Ler um livro em papel (não tanto digital) implica segurá-lo nas mãos, mas se essas estão ocupadas a manter a nossa presença online activa, a pressão que os nossos pares exige, sobretudo os mais jovens, leva a que muitos remetam a leitura para uma actividade académica ou por obrigação escolar. A não ser que haja um estímulo recíproco à leitura entre o grupo de amigos, dificilmente um jovem sente-se inclinado a ler. Depois, em muitas famílias não existe um hábito de leitura, pelo que os filhos tendem a viver uma cultura ausente do acto de ler. E se uma pessoa não está habituada a ler, nem sempre consegue perceber o que está a ler, desentusiasmando-se. Um livro não oferece o mesmo nível de gratificação instantânea do que outras coisas. Aliás, não sei se conseguiste ler este artigo até aqui, mas não começas a sentir vontade de desligar e ver outra coisa? Conheces os benefícios de estimular o ritual diário de leitura?

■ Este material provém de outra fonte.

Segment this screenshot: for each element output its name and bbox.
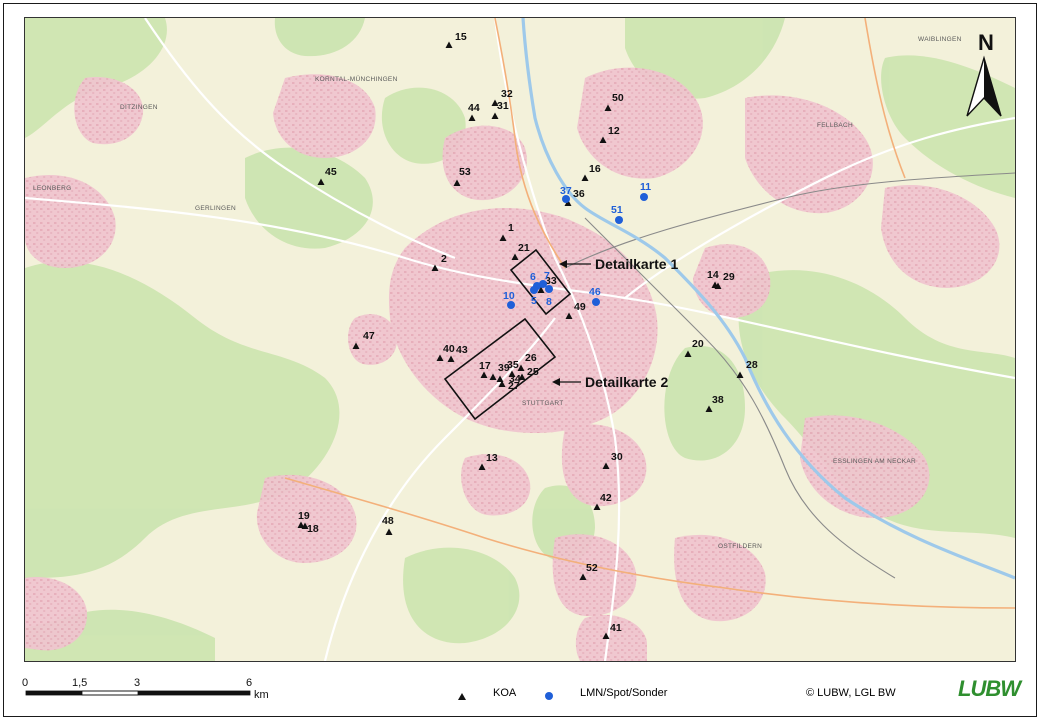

- O nosso cérebro não está preparado para ler, por isso, quando lês, estimulas o cérebro e começas a pensar melhor, diminuindo o risco de contrair doenças como a demência e o Alzheimer.
- Quando lês, a mente entra gradualmente num período de relaxamento, desviando a nossa atenção das coisas que nos preocupam. E como a mente pode facilmente começar a vaguear enquanto lê, muitas vezes, surgem-nos, de repente, a solução para o problema que nos atormentava.
- A mente aguçada pela leitura começa a perceber melhor a realidade, em vez da fantasia que nos oferecem através do entretenimento. Nem é tanto pelo conhecimento adquirido enquanto lemos porque o mais normal é esquecermo-nos as coisas que lemos. E sim mais a percepção que nos leva a pensar que nem tudo o que nos querem vender tem lógica e os nossos olhos começam a ver para além das palavras ou imagens bonitas. Melhoramos a capacidade de analisar o que se passa à nossa volta e sentimos que a capacidade de concentração cresce.
- Ao ler aprendemos palavras novas, ampliando o nosso vocabulário. E não é tanto o facto de acharmos que começamos a falar de um modo mais erudito, mas antes a maior sensatez na escolha das palavras para nos expressarmos com maior profundidade aos outros.
- A leitura diária cria novas ligações no cérebro e, por isso, melhora a nossa memória. E coisas que nos esquecíamos com facilidade começam a vir à mente, levando-nos a ficar mais bem dispostos, o que afecta positivamente os relacionamentos com as pessoas ao nosso redor.
- Curiosamente, o ritual da leitura diária começará a notar-se na nossa escrita. Pois, como o vocabulário aumenta, escrever torna-se mais natural em nós e mais facilmente podemos partilhar com as gerações futuras as experiências que vivemos porque as escrevemos.
- Por fim, ler dá-nos tranquilidade e pode revelar-se um fonte inesgotável de entretenimento saudável e duradouro. Pode ser, inclusivé, uma porta que nos abre a uma vida espiritual mais profunda e rica.
Se são tantos os benefícios de ler, por que razão resistimos? São inúmeras as razões que os nossos familiares e amigos apresentam para não conseguirem desenvolver este ritual diário. O tempo, o trabalho, as responsabilidades familiares, e a falsa noção de que ler implica uma certa paz. Porém, penso que seja importante não desvalorizar estas razões por serem razões válidas que apontam para um grande desafio: o mundo acelerado em que vivemos.
Precisamos de desalecerar. Voltar a estar na condição de podermos conduzir as nossas vidas com a possibilidade de estarmos atentos à paisagem e desfrutar de toda a inspiração que essa oferece. E para desacelerarmos, um modo seria saber aprender a ler diariamente.